BlackBerry e-mail outage caused by 'routine' upgrade of capacity

From the Associated Press

The company behind the BlackBerry smart phones said a three-hour e-mail outage Monday was caused by an upgrade designed to increase capacity.

Research in Motion Ltd. said Tuesday that the upgrade was part of "routine and ongoing efforts," and that similar upgrades in the past had caused no problems.

The outage, which started about 12:30 p.m. PST, annoyed subscribers who are used to checking and writing e-mail whenever they're in cellular coverage and able to make voice calls. It affected only some of the BlackBerry users in North America -- for others, the service kept working fully.

It was the second major outage for the service in less than a year. In April, a minor software upgrade crashed the system for all users. A smaller disruption in September also was caused by a software glitch.

Research in Motion, which is based in Waterloo, Canada, has been on a tear, adding 1.65 million subscriber accounts in the quarter ended Dec. 1, for a total of 12 million subscribers worldwide. It has deals with scores of wireless carriers around the world.

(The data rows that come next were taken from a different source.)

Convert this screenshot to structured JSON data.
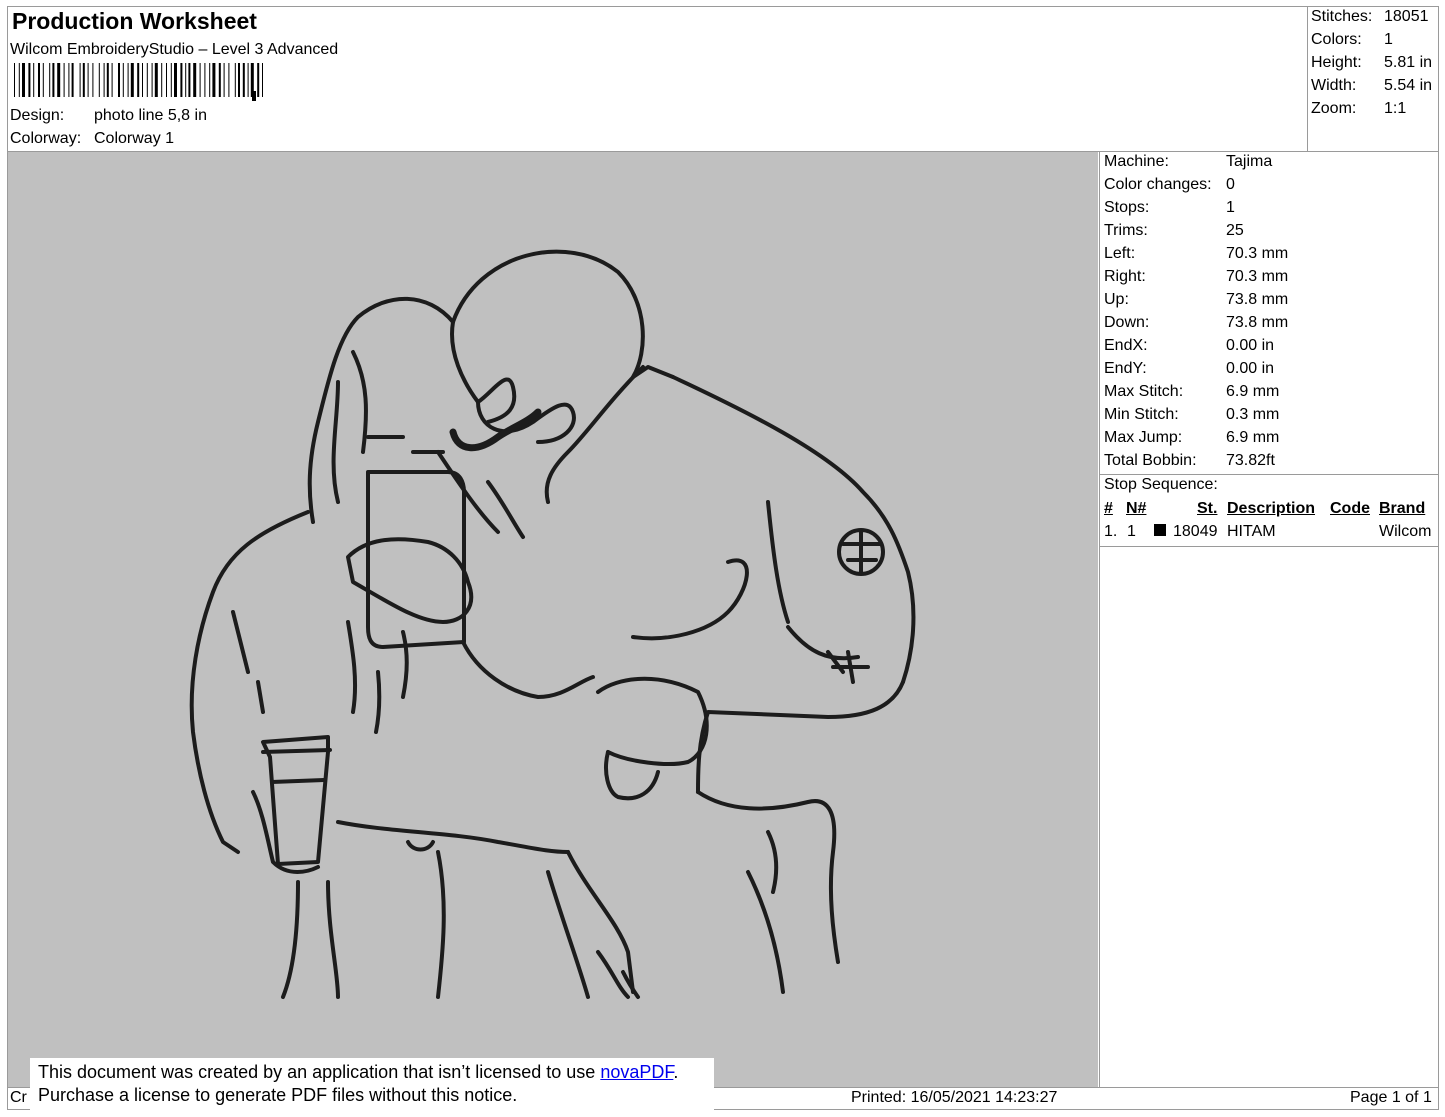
{
  "header": {
    "title": "Production Worksheet",
    "software": "Wilcom EmbroideryStudio – Level 3 Advanced"
  },
  "design": {
    "label": "Design:",
    "value": "photo line 5,8 in"
  },
  "colorway": {
    "label": "Colorway:",
    "value": "Colorway 1"
  },
  "stats": [
    {
      "label": "Stitches:",
      "value": "18051"
    },
    {
      "label": "Colors:",
      "value": "1"
    },
    {
      "label": "Height:",
      "value": "5.81 in"
    },
    {
      "label": "Width:",
      "value": "5.54 in"
    },
    {
      "label": "Zoom:",
      "value": "1:1"
    }
  ],
  "machine_info": [
    {
      "label": "Machine:",
      "value": "Tajima"
    },
    {
      "label": "Color changes:",
      "value": "0"
    },
    {
      "label": "Stops:",
      "value": "1"
    },
    {
      "label": "Trims:",
      "value": "25"
    },
    {
      "label": "Left:",
      "value": "70.3 mm"
    },
    {
      "label": "Right:",
      "value": "70.3 mm"
    },
    {
      "label": "Up:",
      "value": "73.8 mm"
    },
    {
      "label": "Down:",
      "value": "73.8 mm"
    },
    {
      "label": "EndX:",
      "value": "0.00 in"
    },
    {
      "label": "EndY:",
      "value": "0.00 in"
    },
    {
      "label": "Max Stitch:",
      "value": "6.9 mm"
    },
    {
      "label": "Min Stitch:",
      "value": "0.3 mm"
    },
    {
      "label": "Max Jump:",
      "value": "6.9 mm"
    },
    {
      "label": "Total Bobbin:",
      "value": "73.82ft"
    }
  ],
  "stop_sequence": {
    "title": "Stop Sequence:",
    "columns": [
      "#",
      "N#",
      "St.",
      "Description",
      "Code",
      "Brand"
    ],
    "rows": [
      {
        "index": "1.",
        "n": "1",
        "color": "#000000",
        "stitches": "18049",
        "description": "HITAM",
        "code": "",
        "brand": "Wilcom"
      }
    ]
  },
  "footer": {
    "left_fragment": "Cr",
    "printed": "Printed: 16/05/2021 14:23:27",
    "page": "Page 1 of 1"
  },
  "notice": {
    "line1_prefix": "This document was created by an application that isn’t licensed to use ",
    "link_text": "novaPDF",
    "line1_suffix": ".",
    "line2": "Purchase a license to generate PDF files without this notice."
  },
  "colors": {
    "canvas_bg": "#c0c0c0",
    "thread": "#1c1c1c",
    "link": "#0000ee"
  }
}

Experts said the company's system was relatively reliable, but its centralized structure meant that when there were problems, they could affect millions of users.

E-mail sent to and from BlackBerry phones in North America all goes through a Network Operations Center. It appears that the problem occurred there, when one of two Internet addresses that relay e-mail from corporate servers stopped responding, said Zenprise, a Fremont, Calif., firm that helps companies troubleshoot BlackBerry problems.

"Any time you got a system that's got a NOC, a Network Operations Center, you have the potential for a single point of failure," said Jack Gold, with technology analyst firm J.Gold Associates in Northborough, Mass.

"What's a bit surprising to me is that with all the work they've been doing over time . . . that they haven't been able to have enough redundancy in the NOC so that there isn't a single point of failure," said Gold, who has done business with Research in Motion.